2. When I heard stories from the scene it made me proud of the response of local people. Instead of running from the scene, those passing ran toward the incident to see if they could help. Regardless of any danger, they formed a human chain and rescued people from the pub. I have seen lots of helicopter crashes in films and they usually seem to end with a fireball so they must have been putting themselves in grave danger. There was an interview with Jim Murphy, a Labour Party MP who was passing and helped with the rescue efforts. He was interviewed with blood on his shirt and when asked about it, all he commented was that the “blood was not his own”. I think in business continuity terms we have to acknowledge that dangerous situations can bring out the best in people and those involved, even if they are not trained responders, will do their best to get involved in the rescue.
3. People who are involved in the rescue might suffer trauma and need trauma counselling in the long term.

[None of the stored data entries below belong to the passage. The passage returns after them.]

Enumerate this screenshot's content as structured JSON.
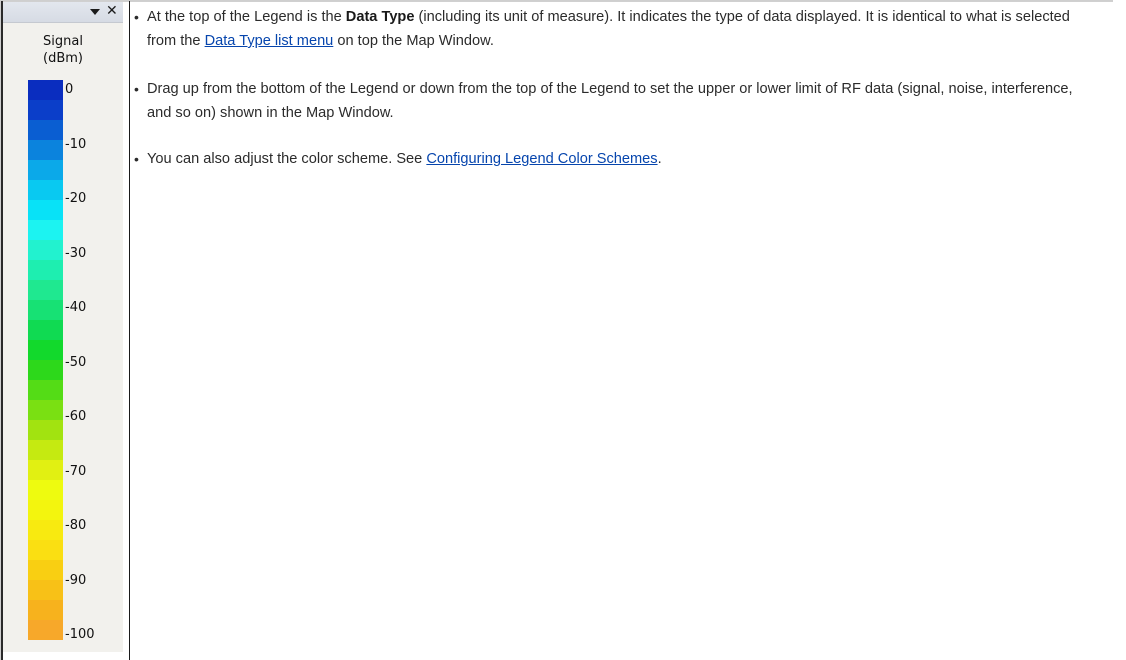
{
  "legend": {
    "title_line1": "Signal",
    "title_line2": "(dBm)",
    "ticks": [
      "0",
      "-10",
      "-20",
      "-30",
      "-40",
      "-50",
      "-60",
      "-70",
      "-80",
      "-90",
      "-100"
    ],
    "colors": [
      "#0a2dbf",
      "#0b3ec9",
      "#0a5ed2",
      "#0b83dd",
      "#0ba9e9",
      "#09c9f1",
      "#08e2f7",
      "#1cf3f1",
      "#22f2cf",
      "#1eeeb0",
      "#1fe890",
      "#17e174",
      "#10da52",
      "#12d92c",
      "#2dd81b",
      "#54dc16",
      "#7ae012",
      "#a2e310",
      "#c5ea11",
      "#e1f012",
      "#eefb0f",
      "#f3f50e",
      "#f8ea10",
      "#fadf12",
      "#f9cf12",
      "#f8c117",
      "#f7b21d",
      "#f7a82a"
    ]
  },
  "bullets": {
    "b1": {
      "pre": "At the top of the Legend is the ",
      "bold": "Data Type",
      "mid": " (including its unit of measure). It indicates the type of data displayed. It is identical to what is selected from the ",
      "link": "Data Type list menu",
      "post": " on top the Map Window."
    },
    "b2": {
      "text": "Drag up from the bottom of the Legend or down from the top of the Legend to set the upper or lower limit of RF data (signal, noise, interference, and so on) shown in the Map Window."
    },
    "b3": {
      "pre": "You can also adjust the color scheme. See ",
      "link": "Configuring Legend Color Schemes",
      "post": "."
    }
  }
}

I was listening to a programme on the radio and it was discussing helicopter crashes and talking to someone who had survived one. He was talking about the trauma he suffered and how he found it very useful to talk to other survivors. One of the points I picked up was that he felt abandoned by the company that employed him, as he was a contractor rather than an employee. An interesting point for us BC people is how much responsibility do we take for looking after our contractors, temporary workers and consultants after an incident? Can we offer them ongoing support?
4. A helicopter crashing into your building would make an excellent exercise scenario. Remember it is rare, but that doesn’t mean it can’t happen. Give it a try.